Posterior Sampling for Reinforcement Learning on Graphs

Authors: Arnaud Robert, Aldo A. Faisal, Ciara Pike-Burke

TMLR 2025 | Venue PDF | Archive PDF | Plain Text | LLM Run Details

Reproducibility Variable Result LLM Response
Research Type Experimental We also provide empirical validation of our method s performance gain, first on a maximum flow problem and then on a wind farm optimization problem. To summarize, this paper proposes, analyses and evaluates a novel posterior sampling algorithm specifically designed to exploit the graphical structure present in many real-world problems. We then conclude by empirically demonstrating that by harnessing the DAMDP, our algorithm outperforms traditional posterior sampling for Reinforcement Learning in both a maximum flow problem and a real-world wind farm optimisation task.
Researcher Affiliation Academia Arnaud Robert EMAIL Department of Computing Imperial College London A. Aldo Faisal EMAIL Department of Computing Imperial College London Ciara Pike-Burke EMAIL Department of Mathematics Imperial College London
Pseudocode Yes Algorithm 1 Planning on a DAMDP ... Algorithm 2 Posterior sampling on graph MDPs (PSGRL)
Open Source Code No The paper mentions the FLORIS simulator code but does not provide its own implementation code for the methodology described in the paper. The only relevant text is: "The code for the FLORIS simulator is available at the following address: https://github.com/NREL/floris"

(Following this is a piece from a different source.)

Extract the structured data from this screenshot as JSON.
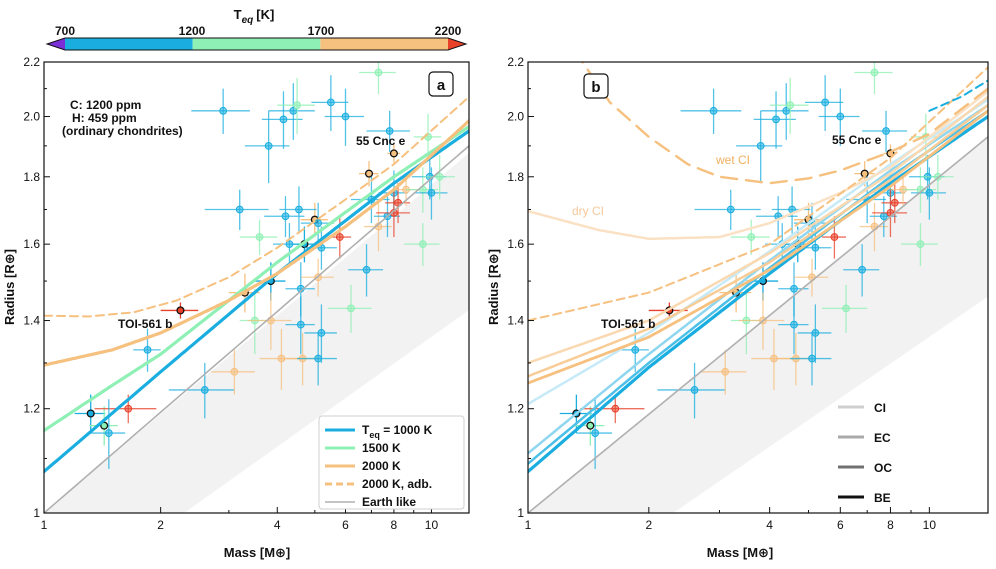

Open Datasets No The paper describes experiments on a "maximum leaky flow problem" and a "wind farm yield optimisation task" using a simulator (FLORIS). It does not provide concrete access information (link, DOI, repository, or formal citation for a specific dataset) for the data used in these experiments or for the simulator's output.

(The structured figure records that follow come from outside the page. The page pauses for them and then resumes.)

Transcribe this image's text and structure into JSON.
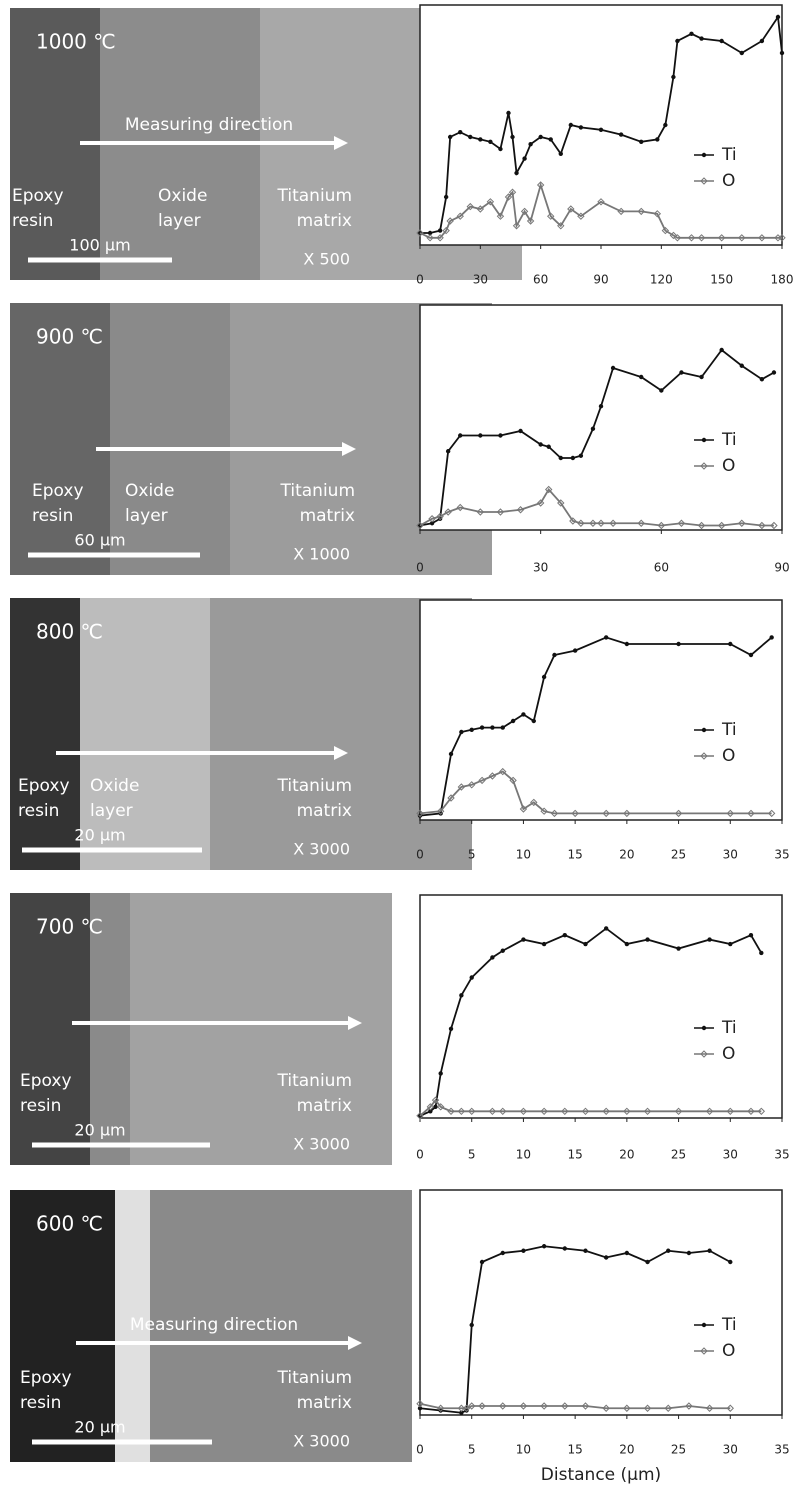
{
  "panels": [
    {
      "temperature": "1000 ℃",
      "direction": "Measuring direction",
      "labels": [
        {
          "lines": [
            "Epoxy",
            "resin"
          ]
        },
        {
          "lines": [
            "Oxide",
            "layer"
          ]
        },
        {
          "lines": [
            "Titanium",
            "matrix"
          ]
        }
      ],
      "scale": "100 μm",
      "magnification": "X 500"
    },
    {
      "temperature": "900 ℃",
      "labels": [
        {
          "lines": [
            "Epoxy",
            "resin"
          ]
        },
        {
          "lines": [
            "Oxide",
            "layer"
          ]
        },
        {
          "lines": [
            "Titanium",
            "matrix"
          ]
        }
      ],
      "scale": "60 μm",
      "magnification": "X 1000"
    },
    {
      "temperature": "800 ℃",
      "labels": [
        {
          "lines": [
            "Epoxy",
            "resin"
          ]
        },
        {
          "lines": [
            "Oxide",
            "layer"
          ]
        },
        {
          "lines": [
            "Titanium",
            "matrix"
          ]
        }
      ],
      "scale": "20 μm",
      "magnification": "X 3000"
    },
    {
      "temperature": "700 ℃",
      "labels": [
        {
          "lines": [
            "Epoxy",
            "resin"
          ]
        },
        {
          "lines": [
            "Titanium",
            "matrix"
          ]
        }
      ],
      "scale": "20 μm",
      "magnification": "X 3000"
    },
    {
      "temperature": "600 ℃",
      "direction": "Measuring direction",
      "labels": [
        {
          "lines": [
            "Epoxy",
            "resin"
          ]
        },
        {
          "lines": [
            "Titanium",
            "matrix"
          ]
        }
      ],
      "scale": "20 μm",
      "magnification": "X 3000"
    }
  ],
  "chart_data": [
    {
      "type": "line",
      "x": [
        0,
        5,
        10,
        13,
        15,
        20,
        25,
        30,
        35,
        40,
        44,
        46,
        48,
        52,
        55,
        60,
        65,
        70,
        75,
        80,
        90,
        100,
        110,
        118,
        122,
        126,
        128,
        135,
        140,
        150,
        160,
        170,
        178,
        180
      ],
      "series": [
        {
          "name": "Ti",
          "color": "#111111",
          "values": [
            5,
            5,
            6,
            20,
            45,
            47,
            45,
            44,
            43,
            40,
            55,
            45,
            30,
            36,
            42,
            45,
            44,
            38,
            50,
            49,
            48,
            46,
            43,
            44,
            50,
            70,
            85,
            88,
            86,
            85,
            80,
            85,
            95,
            80
          ]
        },
        {
          "name": "O",
          "color": "#777777",
          "values": [
            5,
            3,
            3,
            6,
            10,
            12,
            16,
            15,
            18,
            12,
            20,
            22,
            8,
            14,
            10,
            25,
            12,
            8,
            15,
            12,
            18,
            14,
            14,
            13,
            6,
            4,
            3,
            3,
            3,
            3,
            3,
            3,
            3,
            3
          ]
        }
      ],
      "xlim": [
        0,
        180
      ],
      "xticks": [
        0,
        30,
        60,
        90,
        120,
        150,
        180
      ],
      "ylim": [
        0,
        100
      ],
      "legend": "right"
    },
    {
      "type": "line",
      "x": [
        0,
        3,
        5,
        7,
        10,
        15,
        20,
        25,
        30,
        32,
        35,
        38,
        40,
        43,
        45,
        48,
        55,
        60,
        65,
        70,
        75,
        80,
        85,
        88
      ],
      "series": [
        {
          "name": "Ti",
          "color": "#111111",
          "values": [
            2,
            3,
            5,
            35,
            42,
            42,
            42,
            44,
            38,
            37,
            32,
            32,
            33,
            45,
            55,
            72,
            68,
            62,
            70,
            68,
            80,
            73,
            67,
            70
          ]
        },
        {
          "name": "O",
          "color": "#777777",
          "values": [
            2,
            5,
            6,
            8,
            10,
            8,
            8,
            9,
            12,
            18,
            12,
            4,
            3,
            3,
            3,
            3,
            3,
            2,
            3,
            2,
            2,
            3,
            2,
            2
          ]
        }
      ],
      "xlim": [
        0,
        90
      ],
      "xticks": [
        0,
        30,
        60,
        90
      ],
      "ylim": [
        0,
        100
      ],
      "legend": "right"
    },
    {
      "type": "line",
      "x": [
        0,
        2,
        3,
        4,
        5,
        6,
        7,
        8,
        9,
        10,
        11,
        12,
        13,
        15,
        18,
        20,
        25,
        30,
        32,
        34
      ],
      "series": [
        {
          "name": "Ti",
          "color": "#111111",
          "values": [
            2,
            3,
            30,
            40,
            41,
            42,
            42,
            42,
            45,
            48,
            45,
            65,
            75,
            77,
            83,
            80,
            80,
            80,
            75,
            83
          ]
        },
        {
          "name": "O",
          "color": "#777777",
          "values": [
            3,
            4,
            10,
            15,
            16,
            18,
            20,
            22,
            18,
            5,
            8,
            4,
            3,
            3,
            3,
            3,
            3,
            3,
            3,
            3
          ]
        }
      ],
      "xlim": [
        0,
        35
      ],
      "xticks": [
        0,
        5,
        10,
        15,
        20,
        25,
        30,
        35
      ],
      "ylim": [
        0,
        100
      ],
      "legend": "right"
    },
    {
      "type": "line",
      "x": [
        0,
        1,
        1.5,
        2,
        3,
        4,
        5,
        7,
        8,
        10,
        12,
        14,
        16,
        18,
        20,
        22,
        25,
        28,
        30,
        32,
        33
      ],
      "series": [
        {
          "name": "Ti",
          "color": "#111111",
          "values": [
            1,
            3,
            5,
            20,
            40,
            55,
            63,
            72,
            75,
            80,
            78,
            82,
            78,
            85,
            78,
            80,
            76,
            80,
            78,
            82,
            74
          ]
        },
        {
          "name": "O",
          "color": "#777777",
          "values": [
            1,
            5,
            8,
            5,
            3,
            3,
            3,
            3,
            3,
            3,
            3,
            3,
            3,
            3,
            3,
            3,
            3,
            3,
            3,
            3,
            3
          ]
        }
      ],
      "xlim": [
        0,
        35
      ],
      "xticks": [
        0,
        5,
        10,
        15,
        20,
        25,
        30,
        35
      ],
      "ylim": [
        0,
        100
      ],
      "legend": "right"
    },
    {
      "type": "line",
      "x": [
        0,
        2,
        4,
        4.5,
        5,
        6,
        8,
        10,
        12,
        14,
        16,
        18,
        20,
        22,
        24,
        26,
        28,
        30
      ],
      "series": [
        {
          "name": "Ti",
          "color": "#111111",
          "values": [
            3,
            2,
            1,
            2,
            40,
            68,
            72,
            73,
            75,
            74,
            73,
            70,
            72,
            68,
            73,
            72,
            73,
            68
          ]
        },
        {
          "name": "O",
          "color": "#777777",
          "values": [
            5,
            3,
            3,
            3,
            4,
            4,
            4,
            4,
            4,
            4,
            4,
            3,
            3,
            3,
            3,
            4,
            3,
            3
          ]
        }
      ],
      "xlim": [
        0,
        35
      ],
      "xticks": [
        0,
        5,
        10,
        15,
        20,
        25,
        30,
        35
      ],
      "ylim": [
        0,
        100
      ],
      "legend": "right",
      "x_label": "Distance (μm)"
    }
  ]
}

Dataset Splits No The paper describes experiments and shows results like regret curves, but it does not specify any training/test/validation dataset splits or cross-validation setup for the data used in the experiments. It mentions running experiments with "ten different seeds" for statistical robustness, which is not dataset splitting.
Hardware Specification No The paper does not provide specific hardware details (e.g., GPU models, CPU types, memory amounts, or detailed computer specifications) used for running its experiments.
Software Dependencies No The paper mentions "FLORIS, a wind farm simulation software (Annoni et al., 2018)" and provides a GitHub link for it. However, it does not specify a version number for FLORIS or any other software dependencies, which is required for reproducibility.
Experiment Setup No The paper describes problem-specific discretizations for the wind farm task (e.g., "discretize the atomic action Y = {30 , 0 , 30 }" and "discretize the state and consider all increments of 0.1m/s from 6m/s to 10m/s"). However, it does not provide specific hyperparameters (e.g., learning rate, batch size, number of epochs) or system-level training settings for the PSGRL or PSRL algorithms themselves.